Pour reprendre les mots de Marie Tifo (Albertine à 50 ans) après la représentation, Albertine, en cinq temps est « une parole de femme à six voix ». Mais la question se pose : peut-on vraiment parvenir à tout dire ? Est-ce que les mots peuvent triompher quand ils sont confrontés à la culpabilité, la honte, et le poids des souvenirs ? Ce n’est pas faute d’avoir des personnages au langage acerbe et à la langue bien pendue. Les cinq Albertines ont toutes du mal à raconter, à dire les souffrances et les remords. Sans aucun doute, le talent des comédiennes est ici d’arriver à rendre les cris et les silences encore plus poignants et bouleversants que les paroles.

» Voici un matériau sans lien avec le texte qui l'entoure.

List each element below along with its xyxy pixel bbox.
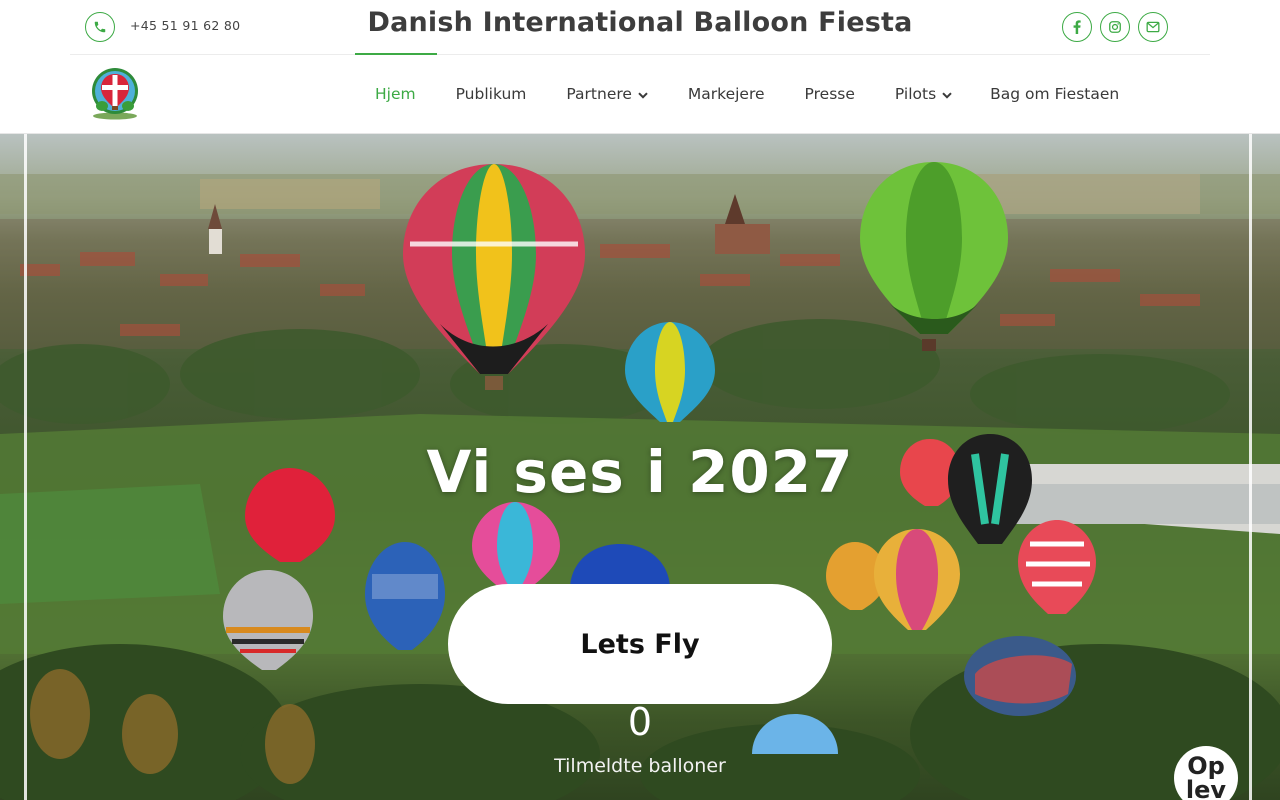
nav-item-label: Pilots xyxy=(894,85,937,103)
main-nav: Hjem Publikum Partnere Markejere Presse … xyxy=(375,82,1119,106)
balloon-counter-label: Tilmeldte balloner xyxy=(554,755,726,777)
title-underline xyxy=(355,53,437,55)
nav-item-presse[interactable]: Presse xyxy=(805,85,855,103)
nav-item-label: Markejere xyxy=(687,85,765,103)
nav-item-markejere[interactable]: Markejere xyxy=(688,85,765,103)
nav-item-label: Publikum xyxy=(455,85,527,103)
hero-section: Vi ses i 2027 Lets Fly 0 Tilmeldte ballo… xyxy=(0,134,1280,800)
facebook-icon[interactable] xyxy=(1062,12,1092,42)
site-logo[interactable] xyxy=(90,66,140,120)
nav-item-label: Hjem xyxy=(375,85,416,103)
balloon-counter-value: 0 xyxy=(627,700,653,744)
nav-item-label: Partnere xyxy=(566,85,632,103)
instagram-icon[interactable] xyxy=(1100,12,1130,42)
oplev-badge[interactable]: Op lev xyxy=(1174,746,1238,800)
oplev-badge-line2: lev xyxy=(1185,776,1227,800)
hero-heading: Vi ses i 2027 xyxy=(426,438,854,506)
nav-item-partnere[interactable]: Partnere xyxy=(566,85,648,103)
chevron-down-icon xyxy=(638,85,648,103)
nav-item-bag-om-fiestaen[interactable]: Bag om Fiestaen xyxy=(990,85,1119,103)
chevron-down-icon xyxy=(942,85,952,103)
lets-fly-button[interactable]: Lets Fly xyxy=(448,584,832,704)
site-title: Danish International Balloon Fiesta xyxy=(367,7,913,38)
email-icon[interactable] xyxy=(1138,12,1168,42)
nav-item-label: Presse xyxy=(804,85,855,103)
nav-item-label: Bag om Fiestaen xyxy=(990,85,1120,103)
oplev-badge-line1: Op xyxy=(1187,752,1225,780)
top-bar: +45 51 91 62 80 Danish International Bal… xyxy=(70,0,1210,55)
site-header: +45 51 91 62 80 Danish International Bal… xyxy=(0,0,1280,134)
nav-item-pilots[interactable]: Pilots xyxy=(895,85,952,103)
nav-item-hjem[interactable]: Hjem xyxy=(375,85,416,103)
nav-item-publikum[interactable]: Publikum xyxy=(456,85,527,103)
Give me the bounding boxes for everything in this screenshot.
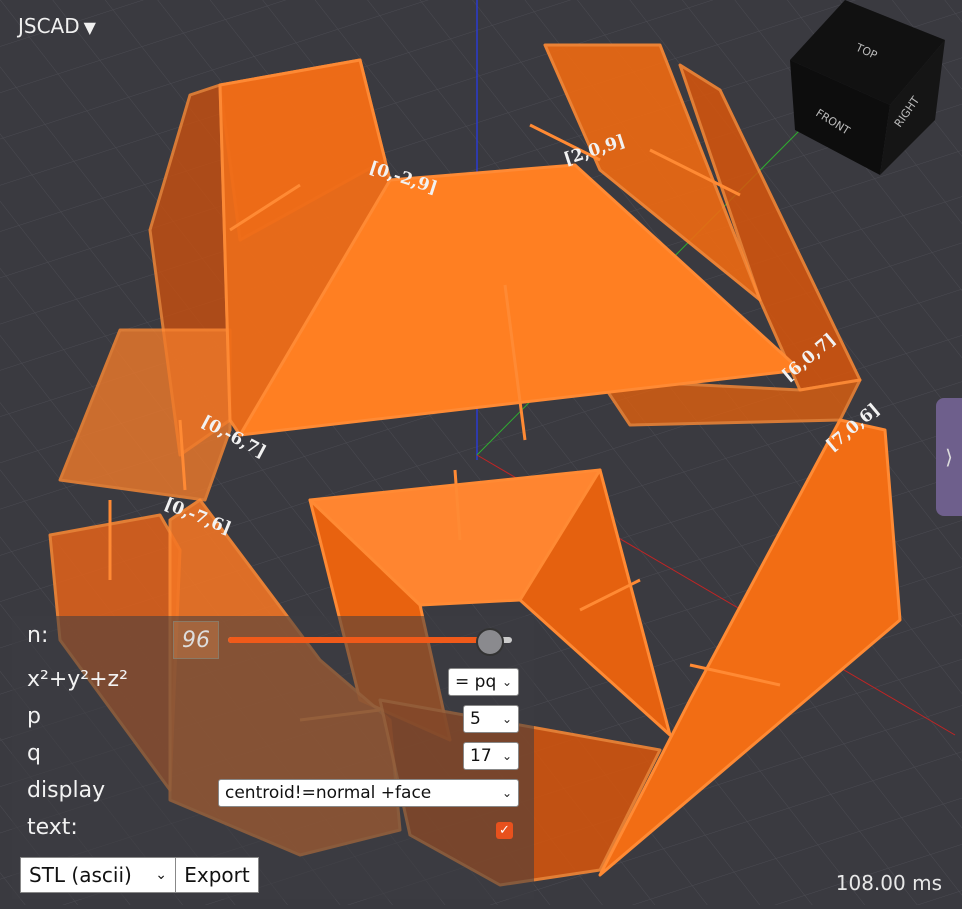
display-select[interactable]: centroid!=normal +face ⌄ bbox=[218, 779, 519, 807]
equation-select[interactable]: = pq ⌄ bbox=[448, 668, 519, 696]
param-equation-label: x²+y²+z² bbox=[27, 667, 128, 692]
q-value: 17 bbox=[470, 746, 492, 766]
check-icon: ✓ bbox=[499, 823, 510, 838]
display-value: centroid!=normal +face bbox=[225, 783, 432, 803]
chevron-right-icon: ⟩ bbox=[945, 445, 953, 469]
side-panel-toggle[interactable]: ⟩ bbox=[936, 398, 962, 516]
render-time: 108.00 ms bbox=[835, 871, 942, 895]
param-n-label: n: bbox=[27, 623, 49, 648]
slider-fill bbox=[228, 637, 484, 643]
p-value: 5 bbox=[470, 709, 481, 729]
chevron-down-icon: ⌄ bbox=[501, 675, 512, 689]
export-format-select[interactable]: STL (ascii) ⌄ bbox=[20, 857, 176, 893]
app-title: JSCAD bbox=[18, 14, 80, 38]
text-checkbox[interactable]: ✓ bbox=[496, 822, 513, 839]
param-n-slider[interactable] bbox=[228, 637, 512, 643]
param-p-label: p bbox=[27, 704, 41, 729]
chevron-down-icon: ⌄ bbox=[155, 867, 167, 883]
slider-thumb[interactable] bbox=[476, 628, 504, 656]
param-display-label: display bbox=[27, 778, 106, 803]
p-select[interactable]: 5 ⌄ bbox=[463, 705, 519, 733]
chevron-down-icon: ⌄ bbox=[501, 712, 512, 726]
chevron-down-icon: ⌄ bbox=[501, 786, 512, 800]
export-button[interactable]: Export bbox=[175, 857, 259, 893]
param-q-label: q bbox=[27, 741, 41, 766]
q-select[interactable]: 17 ⌄ bbox=[463, 742, 519, 770]
chevron-down-icon: ⌄ bbox=[501, 749, 512, 763]
export-format-value: STL (ascii) bbox=[29, 863, 132, 887]
equation-value: = pq bbox=[455, 672, 497, 692]
param-n-value[interactable]: 96 bbox=[173, 621, 219, 659]
caret-down-icon: ▼ bbox=[83, 18, 96, 37]
app-menu[interactable]: JSCAD ▼ bbox=[18, 14, 96, 38]
param-text-label: text: bbox=[27, 815, 78, 840]
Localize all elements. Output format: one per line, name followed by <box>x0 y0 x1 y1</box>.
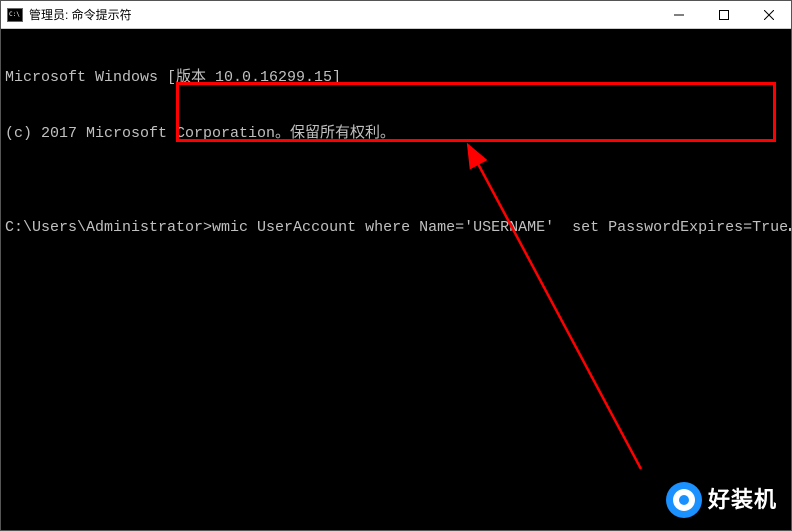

Je ne peux m’empêcher de conclure sur le commentaire de mes voisines de droite : « C’est fou comme l’on tombe en amour pour elle. Alors qu’au fond, elle est détestable ». C’est vrai qu’elle est bouleversante, parce qu’elle a la capacité d’attendrir toutes les femmes. Albertine est plusieurs mais ne forme qu’une. Ainsi, elle célèbre à la fois les différents chemins de la vie d’une femme et immortalise la Femme. Elle est la femme de tous les âges, et la pièce se transforme alors en une ode aux envies, aux drames, et au courage de toutes les femmes. Pour finir, Albertine nous donne envie de nous battre et nous emplit d’une certaine fureur. À vous de découvrir ce que les cinq Albertines font ressortir en vous.